PULLMAN, Wash. – A promising but little-used type of cancer treatment has been markedly improved by researchers at Washington State University by introducing the use of tiny particles of gold and platinum. The new process creates a path to a more targeted, effective treatment that uses less drugs.
The research, led by Annie Du, a research professor in the School of Mechanical and Materials Engineering, is detailed in the journal Nanoscale.
The researchers used mesoporous core-shell gold-platinum nanoparticles to improve a type of cancer treatment called photodynamic therapy that is less invasive and has fewer side effects than other types of cancer treatment.
The treatment kills cancer cells by exposing a light-sensitive photosensitizer to light, causing a catalytic reaction that generates reactive oxygen species (ROS). But, the therapy has limited use because the photosensitizer has a short lifespan and the chemicals are hard to diffuse deep into the specific location of cancer cells.
Researchers used the nanoparticles to produce more ROS in the reaction, increasing the drug’s cancer killing efficiency. Because they are highly porous and have a high surface area, the nanoparticles also help to deliver more of the cancer-killing drug further into the cancer cells.
“No one has used this type of gold-platinum nanoparticles before to increase ROS levels in the cell,” said Ph.D. student Yang Song, a member of the research team. “The nanoparticles also can penetrate more easily into the cell and directly into the mitochondria, ensuring more efficiency in the killing of cancer cells.”

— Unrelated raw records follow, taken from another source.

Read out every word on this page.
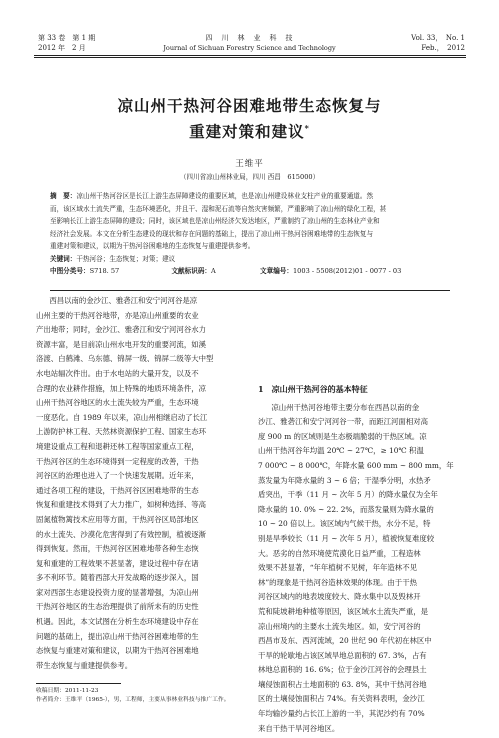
第 33 卷　第 1 期
2012 年　2 月
四　川　林　业　科　技
Journal of Sichuan Forestry Science and Technology
Vol. 33，　No. 1
Feb.，　2012
凉山州干热河谷困难地带生态恢复与
重建对策和建议*
王维平
（四川省凉山州林业局，四川 西昌　615000）
摘　要：凉山州干热河谷区是长江上游生态屏障建设的重要区域，也是凉山州建设林业支柱产业的重要通道。然
而，该区域水土流失严重，生态环境恶化，并且干、湿和泥石流等自然灾害频繁，严重影响了凉山州的绿化工程，甚
至影响长江上游生态屏障的建设；同时，该区域也是凉山州经济欠发达地区，严重制约了凉山州的生态林业产业和
经济社会发展。本文在分析生态建设的现状和存在问题的基础上，提出了凉山州干热河谷困难地带的生态恢复与
重建对策和建议，以期为干热河谷困难地的生态恢复与重建提供参考。
关键词：干热河谷；生态恢复；对策；建议
中图分类号：S718. 57	文献标识码：A	文章编号：1003 - 5508(2012)01 - 0077 - 03
西昌以南的金沙江、雅砻江和安宁河河谷是凉
山州主要的干热河谷地带，亦是凉山州重要的农业
产出地带；同时，金沙江、雅砻江和安宁河河谷水力
资源丰富，是目前凉山州水电开发的重要河流，如溪
洛渡、白鹤滩、乌东德、锦屏一级、锦屏二级等大中型
水电站辐次件出。由于水电站的大量开发，以及不
合理的农业耕作措施，加上特殊的地质环境条件，凉
山州干热河谷地区的水土流失较为严重，生态环境
一度恶化。自 1989 年以来，凉山州相继启动了长江
上游防护林工程、天然林资源保护工程、国家生态环
境建设重点工程和退耕还林工程等国家重点工程，
干热河谷区的生态环境得到一定程度的改善，干热
河谷区的治理也进入了一个快速发展期。近年来，
通过各项工程的建设，干热河谷区困难地带的生态
恢复和重建技术得到了大力推广，如树种选择、等高
固氮植物篱技术应用等方面，干热河谷区局部地区
的水土流失、沙漠化危害得到了有效控制，植被逐渐
得到恢复。然而，干热河谷区困难地带各种生态恢
复和重建的工程效果不甚显著，建设过程中存在诸
多不利环节。随着西部大开发战略的逐步深入，国
家对西部生态建设投资力度的显著增强，为凉山州
干热河谷地区的生态治理提供了前所未有的历史性
机遇。因此，本文试图在分析生态环境建设中存在
问题的基础上，提出凉山州干热河谷困难地带的生
态恢复与重建对策和建议，以期为干热河谷困难地
带生态恢复与重建提供参考。
1　凉山州干热河谷的基本特征
凉山州干热河谷地带主要分布在西昌以南的金
沙江、雅砻江和安宁河河谷一带，而距江河面相对高
度 900 m 的区域则是生态极端脆弱的干热区域。凉
山州干热河谷年均温 20℃ ~ 27℃，≥ 10℃ 积温
7 000℃ ~ 8 000℃，年降水量 600 mm ~ 800 mm，年
蒸发量为年降水量的 3 ~ 6 倍；干湿季分明，水热矛
盾突出，干季（11 月 ~ 次年 5 月）的降水量仅为全年
降水量的 10. 0% ~ 22. 2%，而蒸发量则为降水量的
10 ~ 20 倍以上。该区域内气候干热，水分不足，特
别是旱季较长（11 月 ~ 次年 5 月），植被恢复难度较
大。恶劣的自然环境使荒漠化日益严重，工程造林
效果不甚显著，“年年植树不见树，年年造林不见
林”的现象是干热河谷造林效果的体现。由于干热
河谷区域内的地表坡度较大、降水集中以及毁林开
荒和陡坡耕地种植等原因，该区域水土流失严重，是
凉山州境内的主要水土流失地区。如，安宁河谷的
西昌市及东、西河流域，20 世纪 90 年代初在林区中
干旱的轮歇地占该区域旱地总面积的 67. 3%，占有
林地总面积的 16. 6%；位于金沙江河谷的会理县土
壤侵蚀面积占土地面积的 63. 8%，其中干热河谷地
区的土壤侵蚀面积占 74%。有关资料表明，金沙江
年均输沙量约占长江上游的一半，其泥沙约有 70%
来自干热干旱河谷地区。
收稿日期：2011-11-23
作者简介：王维平（1965-），男，工程师，主要从事林业科技与推广工作。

The gold-platinum nanoparticles, which are about hundred thousand times thinner than a human hair, also are efficient at converting laser radiation into heat and killing the cancer cell, making them promising for another cancer treatment known as photo-thermal therapy.
The nanoparticle system could potentially be used as a dual mode system for both photodynamic and photothermal therapies, said Du.
The new procedure, if approved for use, will mean fewer side effects for cancer patients, she said.
“Ours is a targeted system,” she said. “We increase drug concentration in the cancer cell itself, not in other parts of the body. This means physicians can prescribe smaller amounts of drugs.”
The researchers are planning to file for a patent on their technique.